Me: So I want to do with a computer what you just described with this stranded stranger. I want the machine to learn language, so words, sentences and so on, by connecting it to the real world. The thing is: while that seems intuitive, most current AI models don't do that. Instead they have no connection to the real physical world and just get raw static text. And this works surprisingly well since computers are way better at keeping track of statistics/correlations than our stranded human. So to come back to our scenario and give an analogy for how current AI models often work: You would hand this stranded person all your documents: Let's assume you are all very organized people on this island, so you have to documented everything about your island's history, animals, people and even fiction. Now you would let the stranger read that for some years in some isolated cabin (poor human!) and then come back to test how well they can write in your language. And when I say test, I mean you could for example give the stranger a sentence that they should complete based on their understanding of the documents they have read, like "On top of every pizza margherita, we put tomatoes and [BLANK]." Even after reading your documents for a few years, this might be tricky for a human, since our "software" is different than that of our current language models. But they might be lucky this time and remember that they have seen the symbols "pizza", "margharita" and "tomatoes" a lot together with this symbol "cheese" and might therefore guess it correctly. It's tempting here to be biased because, when you look at symbols like "tomato" or "pizza", they inevitably evoke some semantic ideas in your mind. So instead really try to put yourself in their perspective: you see arbitrary symbols "dfsdfh"(pizza), "wascjks"(margharita) and "öbhjf"(tomoatoes) and are expected to say "teüwh"(cheese) because you have seen teüwh a lot in those contexts. That's what our models do and they are really good at it!

Carli Curious: Yeah, sounds hard! But don't we sometimes hear that some people can actually learn a language just by being immersed in a new country or something? Do we really need to teach them they language by actively pointing to stuff etc.?

Me: Good point! Yes, our stranded stranger could hopefully also learn English by living with us for a few years, just like babies that are born on this island. They would eat and work with us and when they eat a pizza with us, they might often hear (or read) the symbol "pizza". So this would also involve some statistics but of a different kind than the statistics I mentioned before when the person had to read all those documents. After eating and baking pizza with us several times, the stranger's mind would make sense of things: "aha! I've seen, tasted and even made this thing a few times and in that context I've often heard the sound 'pizza'! These experiences of mine must be related to this sound." This is also statistics but it's statistics we are more naturally good at, and it's statistics with much richer structure; structure in the sense that the making and seeing of the pizza has geometric, physical etc. properties. While machines are not inherently good are bad at certain kinds of statistics (since we can sort of control that), they should definitely learn more and quicker when there is more structured content to learn from, aka the real rich world around us (me gesturing around to Carli Curious)

Now once this person is sort of fluent they can actually learn new words and linguistic phrases just from raw text.
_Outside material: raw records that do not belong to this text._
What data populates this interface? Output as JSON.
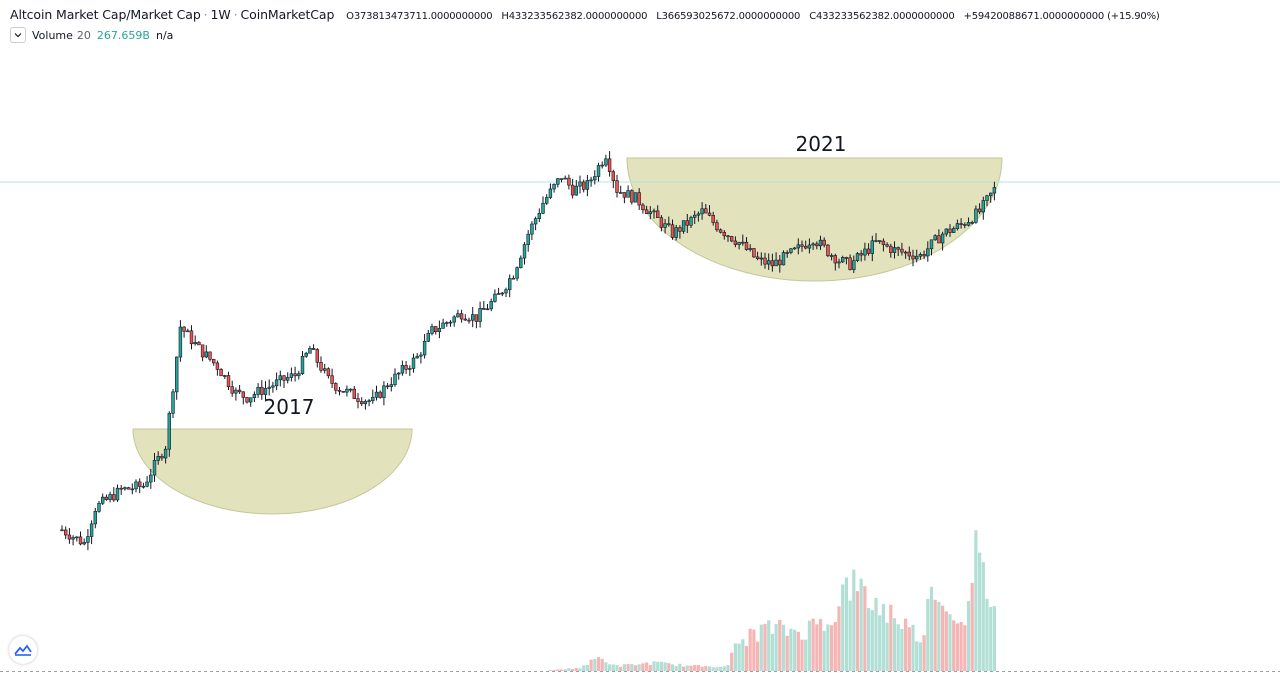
{
  "header": {
    "symbol": "Altcoin Market Cap/Market Cap",
    "interval": "1W",
    "source": "CoinMarketCap",
    "separator": "·",
    "ohlc": {
      "o_label": "O",
      "o_value": "373813473711.0000000000",
      "h_label": "H",
      "h_value": "433233562382.0000000000",
      "l_label": "L",
      "l_value": "366593025672.0000000000",
      "c_label": "C",
      "c_value": "433233562382.0000000000",
      "change": "+59420088671.0000000000 (+15.90%)"
    }
  },
  "volume_legend": {
    "name": "Volume",
    "length": "20",
    "value": "267.659B",
    "na": "n/a"
  },
  "colors": {
    "up": "#26a69a",
    "down": "#ef5350",
    "volume_up": "#b2dfd5",
    "volume_down": "#f6b5b5",
    "cup_fill": "#e2e2bd",
    "cup_stroke": "#c5c79a",
    "price_line": "#b2e4e0"
  },
  "chart_data": {
    "type": "candlestick",
    "interval": "1W",
    "ylim": [
      0,
      100
    ],
    "anchors_x": [
      0,
      6,
      9,
      16,
      22,
      28,
      32,
      34,
      37,
      42,
      47,
      50,
      55,
      60,
      63,
      67,
      72,
      75,
      80,
      84,
      88,
      92,
      96,
      100,
      104,
      108,
      112,
      118,
      122,
      126,
      130,
      135,
      138,
      142,
      147,
      150,
      155,
      160,
      165,
      170,
      173,
      178,
      183,
      188,
      192,
      198,
      203,
      207,
      210,
      213,
      220,
      226,
      232,
      238,
      243,
      248,
      252
    ],
    "anchors_y": [
      17,
      14,
      22,
      26,
      27,
      36,
      63,
      61,
      58,
      54,
      48,
      47,
      49,
      51,
      52,
      58,
      51,
      49,
      47,
      46,
      50,
      53,
      56,
      62,
      64,
      66,
      65,
      70,
      75,
      84,
      91,
      97,
      94,
      95,
      102,
      94,
      92,
      88,
      84,
      87,
      89,
      85,
      82,
      78,
      77,
      80,
      83,
      80,
      78,
      77,
      82,
      80,
      79,
      84,
      86,
      89,
      94
    ],
    "volume_x": [
      0,
      130,
      140,
      145,
      150,
      160,
      170,
      180,
      182,
      190,
      200,
      210,
      212,
      220,
      225,
      232,
      236,
      240,
      245,
      247,
      250,
      252
    ],
    "volume_y": [
      0,
      0,
      2,
      8,
      3,
      5,
      3,
      3,
      16,
      26,
      24,
      36,
      55,
      40,
      34,
      20,
      55,
      34,
      36,
      70,
      50,
      40
    ],
    "annotations": [
      "2017",
      "2021"
    ],
    "price_line_level": 95.7
  }
}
So after this initial "grounding" phase, it might be a good idea to give them your documents and let them learn new words; just like you and I could look up a word in the dictionary that we don't know because we already learnt the dictionary language in a grounded way.

Also as a final note for our next conversation, apart from this connection to the real world, we also have to go from static language (like the documents the stranger had to read in his cabin) to dynamic language like dialogue with questions, inferring the state of the other person and so on. A lot to work on!